Наваринский бой закончился почти полным уничтожением султанского флота. Некоторые свои корабли, утратившие боеспособность, турки сами взорвали на следующий день. В итоге из грозной армады, насчитывавшей более 60 военных судов, уцелел один фрегат и 15 мелких кораблей. Потери в людях турков-египтян составили 6 тыс. человек убитыми и 4 тыс. ранеными.
Союзники потеряли около 750 человек убитыми и ранеными. Потери англичан составили 79 убитыми, 205 ранеными, французов – 43 убитыми и 141 ранеными. На русской эскадре было убито 57 человек и ранено 141[362].
Соединенная эскадра не потеряла ни одного судна, но многие, особенно адмиральские, корабли были сильно повреждены.

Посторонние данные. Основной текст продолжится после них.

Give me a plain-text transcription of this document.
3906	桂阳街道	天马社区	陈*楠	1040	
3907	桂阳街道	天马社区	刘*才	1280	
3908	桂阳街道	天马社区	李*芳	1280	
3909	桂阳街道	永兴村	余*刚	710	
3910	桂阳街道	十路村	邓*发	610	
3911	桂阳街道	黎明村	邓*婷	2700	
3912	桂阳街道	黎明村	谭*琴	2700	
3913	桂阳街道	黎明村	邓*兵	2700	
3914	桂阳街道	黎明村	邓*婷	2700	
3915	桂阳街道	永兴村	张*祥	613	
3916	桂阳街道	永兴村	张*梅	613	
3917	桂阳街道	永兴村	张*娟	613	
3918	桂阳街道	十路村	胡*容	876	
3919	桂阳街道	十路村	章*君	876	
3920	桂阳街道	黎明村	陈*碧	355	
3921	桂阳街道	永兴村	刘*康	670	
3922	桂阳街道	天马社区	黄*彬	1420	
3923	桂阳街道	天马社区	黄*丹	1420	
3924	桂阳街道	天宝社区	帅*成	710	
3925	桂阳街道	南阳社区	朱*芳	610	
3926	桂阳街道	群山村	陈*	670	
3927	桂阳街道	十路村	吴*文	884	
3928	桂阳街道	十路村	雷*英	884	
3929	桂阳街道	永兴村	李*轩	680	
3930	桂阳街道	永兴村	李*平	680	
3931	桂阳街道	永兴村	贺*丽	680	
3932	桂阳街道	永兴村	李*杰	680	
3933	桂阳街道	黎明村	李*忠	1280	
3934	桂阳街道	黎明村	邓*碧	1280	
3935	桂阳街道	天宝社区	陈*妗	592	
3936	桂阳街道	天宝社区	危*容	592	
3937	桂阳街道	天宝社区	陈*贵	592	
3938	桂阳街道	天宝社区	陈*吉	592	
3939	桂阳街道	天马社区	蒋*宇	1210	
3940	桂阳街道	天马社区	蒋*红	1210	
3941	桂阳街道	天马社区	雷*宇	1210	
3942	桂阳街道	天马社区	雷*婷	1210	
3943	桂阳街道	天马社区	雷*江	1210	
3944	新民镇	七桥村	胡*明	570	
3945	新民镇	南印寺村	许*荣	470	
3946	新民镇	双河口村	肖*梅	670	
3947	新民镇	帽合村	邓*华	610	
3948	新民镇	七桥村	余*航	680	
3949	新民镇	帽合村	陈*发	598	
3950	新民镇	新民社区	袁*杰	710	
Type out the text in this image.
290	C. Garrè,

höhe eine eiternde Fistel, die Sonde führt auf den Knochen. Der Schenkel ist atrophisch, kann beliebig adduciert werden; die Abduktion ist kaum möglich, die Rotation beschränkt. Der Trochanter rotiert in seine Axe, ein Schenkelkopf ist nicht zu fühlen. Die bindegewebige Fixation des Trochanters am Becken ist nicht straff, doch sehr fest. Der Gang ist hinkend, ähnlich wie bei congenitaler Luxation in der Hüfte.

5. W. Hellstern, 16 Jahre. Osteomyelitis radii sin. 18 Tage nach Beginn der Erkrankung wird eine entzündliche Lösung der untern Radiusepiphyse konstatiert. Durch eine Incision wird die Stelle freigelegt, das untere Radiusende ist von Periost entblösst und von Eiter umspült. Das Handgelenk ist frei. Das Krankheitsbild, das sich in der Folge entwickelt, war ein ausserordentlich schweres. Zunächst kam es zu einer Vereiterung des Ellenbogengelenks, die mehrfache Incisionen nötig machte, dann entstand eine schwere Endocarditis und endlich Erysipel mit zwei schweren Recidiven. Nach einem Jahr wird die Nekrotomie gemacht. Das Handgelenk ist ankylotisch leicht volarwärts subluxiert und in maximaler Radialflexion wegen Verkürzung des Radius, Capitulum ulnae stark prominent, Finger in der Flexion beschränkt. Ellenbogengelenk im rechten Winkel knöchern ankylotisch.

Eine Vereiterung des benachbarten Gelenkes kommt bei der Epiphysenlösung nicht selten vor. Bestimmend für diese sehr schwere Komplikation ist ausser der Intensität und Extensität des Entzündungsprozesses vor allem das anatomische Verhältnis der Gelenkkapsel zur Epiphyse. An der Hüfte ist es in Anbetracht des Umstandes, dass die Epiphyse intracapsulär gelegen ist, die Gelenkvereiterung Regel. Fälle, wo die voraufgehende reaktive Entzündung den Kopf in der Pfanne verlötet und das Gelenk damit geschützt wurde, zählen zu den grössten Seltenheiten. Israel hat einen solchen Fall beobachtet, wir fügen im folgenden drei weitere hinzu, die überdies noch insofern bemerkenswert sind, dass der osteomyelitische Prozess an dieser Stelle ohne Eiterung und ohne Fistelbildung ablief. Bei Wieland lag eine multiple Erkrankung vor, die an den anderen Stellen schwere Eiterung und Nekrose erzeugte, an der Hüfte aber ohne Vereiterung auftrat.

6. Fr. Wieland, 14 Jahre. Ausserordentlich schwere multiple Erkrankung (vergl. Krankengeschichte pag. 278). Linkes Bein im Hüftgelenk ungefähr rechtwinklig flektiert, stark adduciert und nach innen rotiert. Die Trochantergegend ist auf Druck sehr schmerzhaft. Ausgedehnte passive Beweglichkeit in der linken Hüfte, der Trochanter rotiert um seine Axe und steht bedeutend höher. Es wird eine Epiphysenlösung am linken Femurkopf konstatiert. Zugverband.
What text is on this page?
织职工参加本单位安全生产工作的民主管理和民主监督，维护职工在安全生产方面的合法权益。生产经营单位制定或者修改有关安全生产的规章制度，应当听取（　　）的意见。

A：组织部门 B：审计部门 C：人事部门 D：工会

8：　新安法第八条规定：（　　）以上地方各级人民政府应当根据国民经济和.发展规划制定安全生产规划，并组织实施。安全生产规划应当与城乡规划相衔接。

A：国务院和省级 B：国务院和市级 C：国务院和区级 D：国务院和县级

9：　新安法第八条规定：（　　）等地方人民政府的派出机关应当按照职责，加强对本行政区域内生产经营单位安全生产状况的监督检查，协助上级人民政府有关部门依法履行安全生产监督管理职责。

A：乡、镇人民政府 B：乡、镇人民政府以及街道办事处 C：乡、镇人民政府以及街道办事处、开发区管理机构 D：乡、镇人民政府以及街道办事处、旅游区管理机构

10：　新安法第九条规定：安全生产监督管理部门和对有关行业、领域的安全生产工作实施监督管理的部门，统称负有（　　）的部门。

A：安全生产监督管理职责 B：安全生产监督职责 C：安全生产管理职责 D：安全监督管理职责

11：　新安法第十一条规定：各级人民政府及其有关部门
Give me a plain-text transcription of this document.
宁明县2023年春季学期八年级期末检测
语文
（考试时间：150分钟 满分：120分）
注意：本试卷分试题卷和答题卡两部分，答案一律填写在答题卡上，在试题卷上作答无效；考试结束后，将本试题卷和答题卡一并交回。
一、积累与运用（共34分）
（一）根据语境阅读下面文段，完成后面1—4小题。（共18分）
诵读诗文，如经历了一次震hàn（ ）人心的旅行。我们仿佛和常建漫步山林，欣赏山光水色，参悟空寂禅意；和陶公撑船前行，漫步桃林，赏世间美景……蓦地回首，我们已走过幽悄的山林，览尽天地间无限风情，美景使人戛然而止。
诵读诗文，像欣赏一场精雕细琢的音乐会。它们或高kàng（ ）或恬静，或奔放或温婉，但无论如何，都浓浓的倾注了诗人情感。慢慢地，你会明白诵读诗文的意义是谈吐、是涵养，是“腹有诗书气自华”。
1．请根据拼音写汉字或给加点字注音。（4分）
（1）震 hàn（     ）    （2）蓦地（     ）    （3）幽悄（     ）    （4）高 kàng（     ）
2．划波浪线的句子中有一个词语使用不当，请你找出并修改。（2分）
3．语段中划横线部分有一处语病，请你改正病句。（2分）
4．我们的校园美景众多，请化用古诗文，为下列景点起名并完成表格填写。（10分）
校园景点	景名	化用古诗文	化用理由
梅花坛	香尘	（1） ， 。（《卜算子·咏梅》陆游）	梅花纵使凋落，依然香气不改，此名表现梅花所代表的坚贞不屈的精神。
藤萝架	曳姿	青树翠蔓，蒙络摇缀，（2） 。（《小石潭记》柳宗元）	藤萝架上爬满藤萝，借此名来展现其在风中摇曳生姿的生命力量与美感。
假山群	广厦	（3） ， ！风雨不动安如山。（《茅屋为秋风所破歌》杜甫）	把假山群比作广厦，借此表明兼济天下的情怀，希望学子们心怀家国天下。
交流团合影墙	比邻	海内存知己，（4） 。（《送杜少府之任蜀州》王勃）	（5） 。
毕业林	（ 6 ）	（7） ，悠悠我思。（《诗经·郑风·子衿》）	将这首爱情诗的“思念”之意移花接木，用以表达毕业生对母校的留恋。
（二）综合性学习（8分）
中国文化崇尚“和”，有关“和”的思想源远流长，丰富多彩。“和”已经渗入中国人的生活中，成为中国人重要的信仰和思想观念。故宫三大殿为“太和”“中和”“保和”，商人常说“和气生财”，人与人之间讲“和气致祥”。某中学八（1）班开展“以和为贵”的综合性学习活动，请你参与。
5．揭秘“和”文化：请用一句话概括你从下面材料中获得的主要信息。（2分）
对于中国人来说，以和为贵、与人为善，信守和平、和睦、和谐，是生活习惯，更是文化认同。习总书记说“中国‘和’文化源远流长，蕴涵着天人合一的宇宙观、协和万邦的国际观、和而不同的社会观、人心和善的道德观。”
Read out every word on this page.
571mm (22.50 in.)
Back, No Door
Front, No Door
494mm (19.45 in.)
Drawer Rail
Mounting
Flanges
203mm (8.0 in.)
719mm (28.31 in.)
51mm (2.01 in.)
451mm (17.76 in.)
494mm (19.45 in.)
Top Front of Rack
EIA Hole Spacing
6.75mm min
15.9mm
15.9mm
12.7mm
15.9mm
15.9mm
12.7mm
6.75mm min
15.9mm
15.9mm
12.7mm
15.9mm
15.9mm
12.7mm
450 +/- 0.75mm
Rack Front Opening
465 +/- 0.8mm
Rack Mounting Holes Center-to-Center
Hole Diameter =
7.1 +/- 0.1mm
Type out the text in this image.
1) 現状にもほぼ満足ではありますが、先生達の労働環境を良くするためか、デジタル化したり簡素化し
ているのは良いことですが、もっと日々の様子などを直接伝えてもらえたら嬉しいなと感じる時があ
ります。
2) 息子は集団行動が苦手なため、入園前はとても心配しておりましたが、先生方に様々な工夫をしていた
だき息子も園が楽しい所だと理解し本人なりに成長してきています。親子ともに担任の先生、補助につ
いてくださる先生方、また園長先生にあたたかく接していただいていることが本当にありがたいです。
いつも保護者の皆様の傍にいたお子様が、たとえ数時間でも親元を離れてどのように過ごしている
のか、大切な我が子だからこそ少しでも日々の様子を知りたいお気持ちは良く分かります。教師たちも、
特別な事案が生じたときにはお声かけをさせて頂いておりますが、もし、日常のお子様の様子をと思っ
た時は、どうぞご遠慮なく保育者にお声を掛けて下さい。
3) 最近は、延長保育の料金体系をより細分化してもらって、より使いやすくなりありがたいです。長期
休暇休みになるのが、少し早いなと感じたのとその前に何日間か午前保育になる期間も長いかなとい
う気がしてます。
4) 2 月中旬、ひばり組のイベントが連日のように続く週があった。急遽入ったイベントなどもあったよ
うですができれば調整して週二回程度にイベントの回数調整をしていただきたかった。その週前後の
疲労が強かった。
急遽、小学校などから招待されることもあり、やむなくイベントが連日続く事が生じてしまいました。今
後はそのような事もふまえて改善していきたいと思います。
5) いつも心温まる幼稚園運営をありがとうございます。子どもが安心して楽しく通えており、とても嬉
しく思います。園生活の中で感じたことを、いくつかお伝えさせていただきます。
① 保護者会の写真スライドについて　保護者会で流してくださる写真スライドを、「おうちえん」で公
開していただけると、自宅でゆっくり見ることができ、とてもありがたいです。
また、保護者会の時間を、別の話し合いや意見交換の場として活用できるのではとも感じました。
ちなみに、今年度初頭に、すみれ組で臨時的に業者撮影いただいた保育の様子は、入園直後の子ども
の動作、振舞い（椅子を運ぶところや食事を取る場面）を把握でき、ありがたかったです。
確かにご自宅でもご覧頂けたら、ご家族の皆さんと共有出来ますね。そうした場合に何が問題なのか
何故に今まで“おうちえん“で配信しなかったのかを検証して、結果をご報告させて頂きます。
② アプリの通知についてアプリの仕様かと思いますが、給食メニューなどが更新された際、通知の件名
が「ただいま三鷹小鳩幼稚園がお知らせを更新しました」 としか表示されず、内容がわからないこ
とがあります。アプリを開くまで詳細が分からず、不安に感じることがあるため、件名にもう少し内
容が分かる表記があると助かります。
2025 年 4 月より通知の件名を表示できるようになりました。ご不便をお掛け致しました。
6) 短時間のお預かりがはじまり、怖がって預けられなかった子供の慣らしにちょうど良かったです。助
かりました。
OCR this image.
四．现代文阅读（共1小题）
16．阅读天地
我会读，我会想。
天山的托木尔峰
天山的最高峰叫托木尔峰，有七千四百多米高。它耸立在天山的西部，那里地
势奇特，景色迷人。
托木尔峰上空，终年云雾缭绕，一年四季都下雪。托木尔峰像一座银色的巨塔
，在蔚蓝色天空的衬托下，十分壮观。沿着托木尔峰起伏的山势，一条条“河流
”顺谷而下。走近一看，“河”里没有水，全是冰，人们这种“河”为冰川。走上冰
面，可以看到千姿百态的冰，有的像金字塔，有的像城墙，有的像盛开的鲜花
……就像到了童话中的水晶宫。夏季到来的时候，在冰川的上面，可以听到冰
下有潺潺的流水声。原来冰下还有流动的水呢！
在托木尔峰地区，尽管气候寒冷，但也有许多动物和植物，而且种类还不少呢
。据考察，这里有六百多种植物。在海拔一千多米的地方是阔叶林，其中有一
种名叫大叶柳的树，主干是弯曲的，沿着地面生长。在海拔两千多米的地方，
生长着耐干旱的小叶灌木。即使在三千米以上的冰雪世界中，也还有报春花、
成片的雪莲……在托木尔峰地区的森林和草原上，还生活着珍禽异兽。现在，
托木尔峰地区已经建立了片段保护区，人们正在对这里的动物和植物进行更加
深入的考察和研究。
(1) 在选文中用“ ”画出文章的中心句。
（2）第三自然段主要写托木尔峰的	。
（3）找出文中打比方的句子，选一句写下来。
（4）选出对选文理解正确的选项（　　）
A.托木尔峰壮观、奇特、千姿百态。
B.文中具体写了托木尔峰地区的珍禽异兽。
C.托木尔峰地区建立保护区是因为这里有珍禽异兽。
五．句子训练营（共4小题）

Из русских кораблей особенно пострадал «Азов». В его корпусе было насчитано 153 пробоины, в том числе семь подводных. Мачты русского флагмана были так избиты, что после боя с трудом удалось поднять паруса. Вследствие полученных тяжелых повреждений «Азов», после окончания средиземноморской кампании, был списан из состава флота. Вместо него в строй российского флота вошел новый корабль, который для увековечения подвига «Азова» в Наваринском бою получил название «Память Азова».
Эхо от пушечного грома в Наваринской бухте быстро раскатилось по Греции и всей Европе. Весть о Наваринской победе вызвала чувство радости и облегчения у греков и всех их друзей. Европейское общественное мнение расценило Наварин как триумф филэллинизма.
Реакция же правительств союзных держав на это событие была смешанной. В Петербурге целиком одобрили действия Л. П. Гейдена как полностью соответствующие Лондонскому договору и содействующие его выполнению. В Лондоне же сочли, что Э. Кодрингтон нарушил свои инструкции. Английский король Георг IV в тронной речи, произнесенной 29 января 1828 г., назвал Наварин «неудачным происшествием» и выразил сожаление по поводу столкновения британского флота «с морской силой старинного союзника»[363]. Через несколько месяцев Э. Кодрингтон был смещен со своего поста.